The Chairman: Thank you very much.

I might note to you, Mr. Reynolds, that the ministry's representative at the back of the room has been scribbling away furiously. I think he has recorded your request and we'll get that information.

However, we will be making a visit to the centre and we can also inquire while we're there.

Mr. John Reynolds: We'll have to find out if we're all welcome first.

The Chairman: That's right.

I'm going to terminate the forum at this time and thank you very much.

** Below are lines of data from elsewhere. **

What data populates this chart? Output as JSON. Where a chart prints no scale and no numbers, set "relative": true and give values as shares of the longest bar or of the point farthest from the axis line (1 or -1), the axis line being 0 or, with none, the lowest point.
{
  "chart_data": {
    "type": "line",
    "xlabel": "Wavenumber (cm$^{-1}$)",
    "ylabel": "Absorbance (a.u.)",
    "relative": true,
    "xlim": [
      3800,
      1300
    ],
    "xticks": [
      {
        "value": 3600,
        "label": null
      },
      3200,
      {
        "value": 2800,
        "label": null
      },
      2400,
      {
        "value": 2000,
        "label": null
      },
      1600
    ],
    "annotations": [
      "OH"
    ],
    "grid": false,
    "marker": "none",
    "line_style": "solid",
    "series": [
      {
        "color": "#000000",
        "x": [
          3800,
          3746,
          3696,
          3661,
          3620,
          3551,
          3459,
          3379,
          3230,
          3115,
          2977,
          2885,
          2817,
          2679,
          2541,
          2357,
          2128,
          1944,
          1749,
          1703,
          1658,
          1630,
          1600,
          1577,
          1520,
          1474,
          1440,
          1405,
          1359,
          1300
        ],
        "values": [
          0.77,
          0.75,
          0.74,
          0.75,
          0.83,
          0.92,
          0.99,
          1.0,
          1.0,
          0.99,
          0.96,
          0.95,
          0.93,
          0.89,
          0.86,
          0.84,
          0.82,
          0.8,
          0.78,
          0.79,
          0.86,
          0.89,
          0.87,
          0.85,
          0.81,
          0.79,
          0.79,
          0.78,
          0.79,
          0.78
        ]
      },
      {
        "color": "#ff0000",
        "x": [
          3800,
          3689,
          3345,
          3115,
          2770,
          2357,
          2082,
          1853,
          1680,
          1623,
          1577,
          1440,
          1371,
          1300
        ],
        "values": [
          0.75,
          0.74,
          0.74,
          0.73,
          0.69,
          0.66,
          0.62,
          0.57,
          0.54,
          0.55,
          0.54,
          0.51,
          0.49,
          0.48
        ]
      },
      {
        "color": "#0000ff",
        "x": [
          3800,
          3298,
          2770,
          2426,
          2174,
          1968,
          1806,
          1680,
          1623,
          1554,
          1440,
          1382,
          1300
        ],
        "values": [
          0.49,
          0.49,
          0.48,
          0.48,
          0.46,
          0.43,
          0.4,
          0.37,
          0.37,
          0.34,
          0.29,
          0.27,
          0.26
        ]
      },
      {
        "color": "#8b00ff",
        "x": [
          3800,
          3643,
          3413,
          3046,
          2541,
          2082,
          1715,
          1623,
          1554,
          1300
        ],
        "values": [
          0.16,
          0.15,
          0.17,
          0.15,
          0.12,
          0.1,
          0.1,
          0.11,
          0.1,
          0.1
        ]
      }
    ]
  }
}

Mr. Phil Rankin: I wonder if I can file one thing with you. I looked at recommendation 146, which I call the zero tolerance recommendation, and the idea you could be denied entry outside of Canada without any review. I cut out some of the recent stuff on American immigration officers getting the same kind of power. I'm sure you're all aware of them, but I want to leave them with the committee if you want to hear some sad stories, such as people who admitted to smoking marijuana 30 years ago, more or less when Mr. Clinton admitted doing it, banned for life in the United States. A lot of power is given to people, and I just think recommendation 146 is a serious problem.

The Chairman: Thank you very much. That will be passed on to the clerk and we can make copies and distribute them.

Thank you. The meeting is adjourned.